En septembre et en octobre de cette année, plus de 500 événements seront organisés à travers l'Europe, tels que salons, séminaires, conférences, ateliers... consacrés à l'emploi et visant à venir en aide aux travailleurs qui se déplacent dans l'UE. Dans le cadre des Journées européennes de l'emploi 2008, ces événements rassembleront un éventail d'organismes tels que les entreprises locales, les services publics et privés de l'emploi, les organisations de partenaires sociaux, les universités, les centres d'apprentissage et de formation ainsi que les Chambres de commerce. Plus de 200 000 personnes sont attendues à cette occasion.

Les Journées de l'emploi sont organisées chaque année afin d'expliquer aux employeurs et aux travailleurs les avantages de la mobilité de l'emploi au sein de l'UE, et afin de leur donner l'occasion de se rencontrer et de se parler. Elles leur permettent également d'entrer en contact avec le réseau de consultants «Eures», qui aide et conseille les demandeurs d'emploi désireux de diversifier leur expérience professionnelle et les employeurs qui recherchent les meilleurs professionnels, indépendamment de leur nationalité. En créant des liens entre ces deux groupes, «Eures» permet d'améliorer le fonctionnement du marché européen du travail, ce qui renforce le bien-être et la compétitivité des citoyens européens. Pourquoi la mobilité est-elle si importante?

Une grande majorité d'Européens associent l'idée de l'Union européenne à la libre circulation entre les Etats membres. La mobilité de l'emploi est également indispensable pour que l'Europe réalise ses objectifs de création d'emplois et de croissance. Aujourd'hui, le marché européen du travail offre de nombreuses possibilités et de nouvelles expériences aux travailleurs. Pour pouvoir saisir ces opportunités, les travailleurs doivent être plus mobiles, entre les emplois et entre les régions.

L'offre et la demande des travailleurs européens n'étant pas réparties de manière égale entre les pays et les régions, les pénuries de compétences dans des secteurs tels que la santé ou l'ingénierie ne peuvent pas toujours être comblées par le recrutement local. Dans ces circonstances, le renforcement de la mobilité géographique entraîne une meilleure adéquation entre les compétences et les emplois. Une main-d'œuvre plus mobile a un rôle de plus en plus important à jouer, notamment quand on sait que postes vacants et demandeurs d'emploi coexistent.

Le travailleur mobile typique est en général plus jeune et plus qualifié, et séjourne à l'étranger pour de courtes périodes. Ce type de travailleur peut offrir aux employeurs les compétences dont ils ont besoin, où et quand ils en ont besoin. La mobilité est souvent associée à un retour dans le pays d'origine et attire de plus en plus de personnes sans emploi, qu'il s'agisse de chômeurs ou de personnes à la recherche de leur premier travail.

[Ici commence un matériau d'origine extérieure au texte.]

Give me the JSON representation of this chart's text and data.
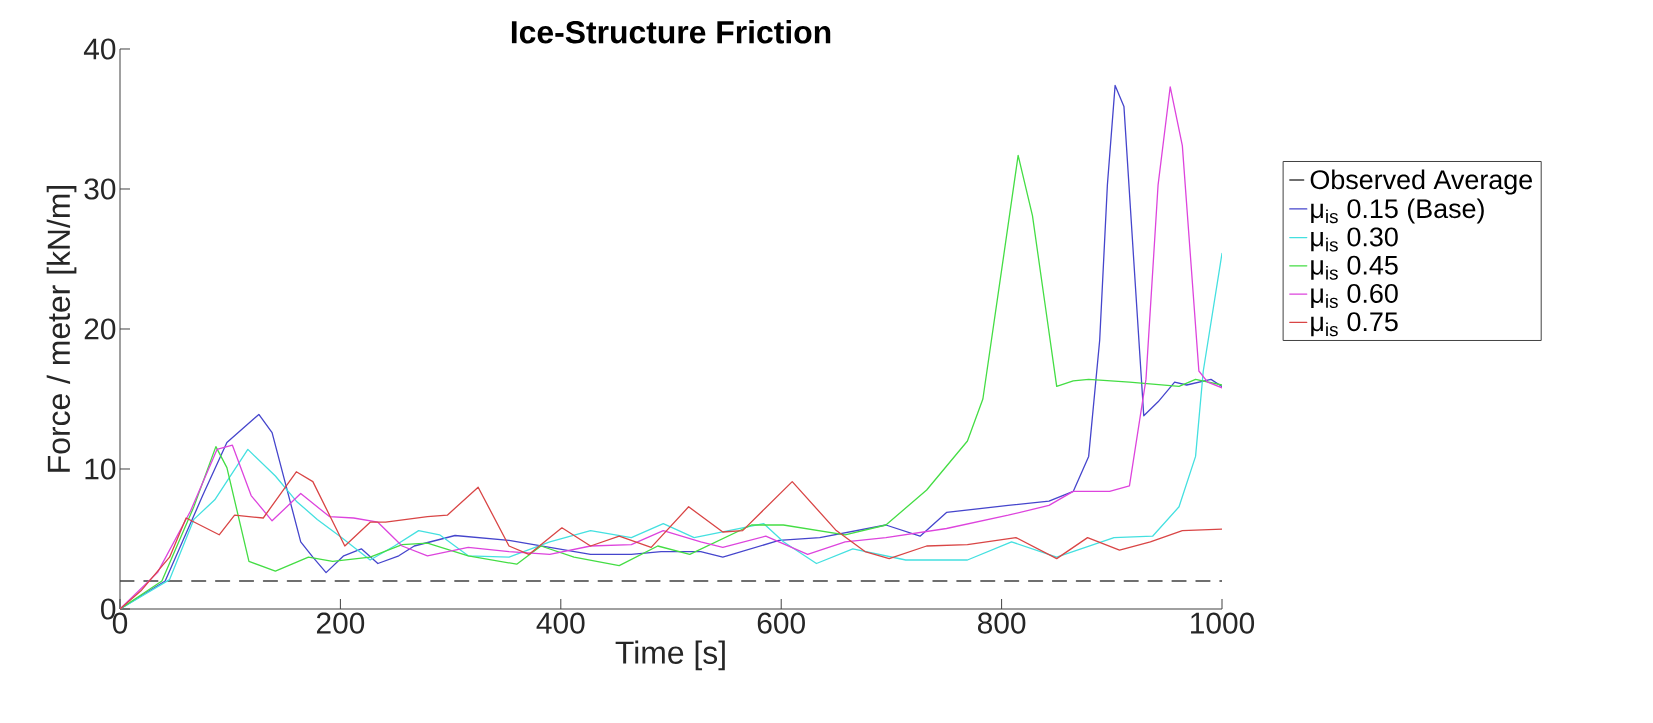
{
  "chart_data": {
    "type": "line",
    "title": "Ice-Structure Friction",
    "xlabel": "Time [s]",
    "ylabel": "Force / meter [kN/m]",
    "xlim": [
      0,
      1000
    ],
    "ylim": [
      0,
      40
    ],
    "xticks": [
      0,
      200,
      400,
      600,
      800,
      1000
    ],
    "yticks": [
      0,
      10,
      20,
      30,
      40
    ],
    "legend": "right",
    "ref_lines": [
      {
        "axis": "y",
        "value": 2,
        "label": "Observed Average",
        "color": "#404040",
        "line_style": "dashed"
      }
    ],
    "series": [
      {
        "name": "μ$_{is}$ 0.15 (Base)",
        "color": "#4545cc",
        "x": [
          0,
          41,
          75,
          97,
          126,
          138,
          153,
          164,
          175,
          187,
          203,
          219,
          234,
          253,
          267,
          304,
          353,
          390,
          427,
          464,
          491,
          527,
          547,
          598,
          635,
          695,
          726,
          750,
          806,
          843,
          865,
          879,
          889,
          896,
          903,
          911,
          920,
          929,
          942,
          957,
          968,
          990,
          1000
        ],
        "values": [
          0,
          2,
          8.1,
          11.9,
          13.9,
          12.6,
          8.1,
          4.8,
          3.7,
          2.6,
          3.8,
          4.3,
          3.25,
          3.8,
          4.5,
          5.25,
          4.9,
          4.4,
          3.9,
          3.9,
          4.1,
          4.1,
          3.7,
          4.9,
          5.1,
          6.0,
          5.2,
          6.9,
          7.4,
          7.7,
          8.4,
          10.9,
          19.2,
          30.3,
          37.4,
          35.9,
          24.8,
          13.8,
          14.8,
          16.2,
          16,
          16.4,
          15.9
        ]
      },
      {
        "name": "μ$_{is}$ 0.30",
        "color": "#44e0e0",
        "x": [
          0,
          45,
          67,
          86,
          116,
          141,
          160,
          179,
          201,
          227,
          249,
          271,
          290,
          316,
          353,
          390,
          427,
          464,
          493,
          521,
          584,
          602,
          632,
          665,
          713,
          769,
          809,
          850,
          902,
          937,
          961,
          976,
          983,
          1000
        ],
        "values": [
          0,
          2.1,
          6.4,
          7.8,
          11.4,
          9.5,
          7.7,
          6.4,
          5.1,
          3.5,
          4.5,
          5.6,
          5.3,
          3.8,
          3.7,
          4.8,
          5.6,
          5.1,
          6.1,
          5.1,
          6.1,
          4.8,
          3.25,
          4.3,
          3.5,
          3.5,
          4.8,
          3.7,
          5.1,
          5.2,
          7.3,
          10.9,
          17,
          25.4
        ]
      },
      {
        "name": "μ$_{is}$ 0.45",
        "color": "#44dd44",
        "x": [
          0,
          38,
          67,
          87,
          97,
          117,
          141,
          171,
          193,
          227,
          256,
          279,
          316,
          360,
          382,
          412,
          453,
          488,
          517,
          573,
          602,
          658,
          695,
          732,
          769,
          783,
          802,
          815,
          828,
          839,
          850,
          865,
          879,
          916,
          961,
          976,
          1000
        ],
        "values": [
          0,
          2,
          7.3,
          11.6,
          10.1,
          3.4,
          2.7,
          3.7,
          3.4,
          3.7,
          4.6,
          4.7,
          3.8,
          3.2,
          4.5,
          3.7,
          3.1,
          4.5,
          3.9,
          6,
          6,
          5.3,
          6,
          8.5,
          12,
          15,
          25.3,
          32.4,
          28.1,
          22,
          15.9,
          16.3,
          16.4,
          16.2,
          15.9,
          16.4,
          16
        ]
      },
      {
        "name": "μ$_{is}$ 0.60",
        "color": "#dd44dd",
        "x": [
          0,
          34,
          64,
          88,
          102,
          119,
          138,
          164,
          190,
          212,
          234,
          256,
          279,
          316,
          353,
          390,
          427,
          464,
          493,
          527,
          547,
          586,
          624,
          658,
          695,
          750,
          806,
          843,
          865,
          898,
          916,
          931,
          942,
          953,
          964,
          979,
          987,
          1000
        ],
        "values": [
          0,
          2.6,
          7,
          11.4,
          11.7,
          8.1,
          6.3,
          8.25,
          6.6,
          6.5,
          6.2,
          4.5,
          3.8,
          4.4,
          4.1,
          3.9,
          4.5,
          4.6,
          5.6,
          4.8,
          4.4,
          5.2,
          3.9,
          4.8,
          5.1,
          5.75,
          6.7,
          7.4,
          8.4,
          8.4,
          8.8,
          16.4,
          30.3,
          37.3,
          33.1,
          17,
          16.2,
          15.8
        ]
      },
      {
        "name": "μ$_{is}$ 0.75",
        "color": "#d94545",
        "x": [
          0,
          19,
          45,
          60,
          90,
          104,
          130,
          160,
          175,
          204,
          227,
          241,
          279,
          297,
          325,
          353,
          371,
          401,
          427,
          453,
          482,
          516,
          547,
          565,
          610,
          650,
          676,
          698,
          732,
          769,
          813,
          850,
          878,
          907,
          935,
          964,
          1000
        ],
        "values": [
          0,
          1.3,
          3.7,
          6.5,
          5.3,
          6.7,
          6.5,
          9.8,
          9.1,
          4.5,
          6.2,
          6.2,
          6.6,
          6.7,
          8.7,
          4.5,
          3.9,
          5.8,
          4.5,
          5.2,
          4.4,
          7.3,
          5.5,
          5.6,
          9.1,
          5.6,
          4.1,
          3.6,
          4.5,
          4.6,
          5.1,
          3.6,
          5.1,
          4.2,
          4.8,
          5.6,
          5.7
        ]
      }
    ]
  }
}
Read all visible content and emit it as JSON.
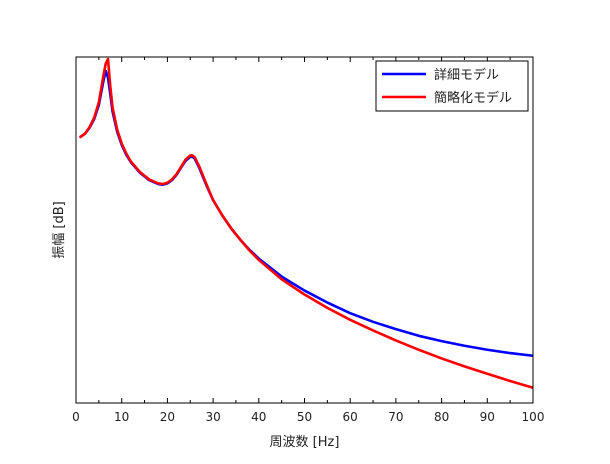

Les chiffres montrent que les personnes sans emploi qui déménagent dans un autre pays trouvent un travail plus rapidement que celles restées dans leur pays d'origine.

La mobilité de l'emploi est dès lors indispensable dans le marché du travail actuel. Beaucoup ont déjà réalisé que travailler dans un autre pays européen leur permet d'apprendre une nouvelle langue, de découvrir une nouvelle culture et d'acquérir de nouvelles compétences. Ils sont de plus en plus nombreux à saisir le potentiel de la mobilité. En cette conjoncture de difficulté économique, nous devons plus que jamais en tirer des enseignements et développer une réelle culture de la mobilité en Europe.

La mobilité doit devenir un élément naturel dans le parcours professionnel de tous les Européens. Des événements tels que ceux organisés à l'occasion des salons de l'emploi peuvent présenter la voie à suivre dans un premier temps. Les travailleurs et leur famille doivent avoir accès à des services d'assistance à tous les stades de leur expérience de mobilité, et la question du retour - c'est-à-dire la réintégration des travailleurs dans leur marché de l'emploi d'origine après une période de travail à l'étranger - doit être dûment prise en considération.

Dans ce contexte, je me félicite que les travailleurs provenant des pays qui ont adhéré à l'Union européenne en 2004 ne soient aujourd'hui confrontés à des restrictions qu'en Belgique, au Danemark, en Allemagne et en Autriche. Certaines restrictions visent encore les travailleurs de Bulgarie et de Roumanie, Etats membres depuis 2007. J'invite instamment les pays qui appliquent encore des mesures transitoires à y mettre un terme, car l'expérience de la mobilité développe non seulement les compétences et qualifications individuelles, mais donne aussi aux Européens un plus grand rôle à jouer dans la construction de l'avenir de leur continent.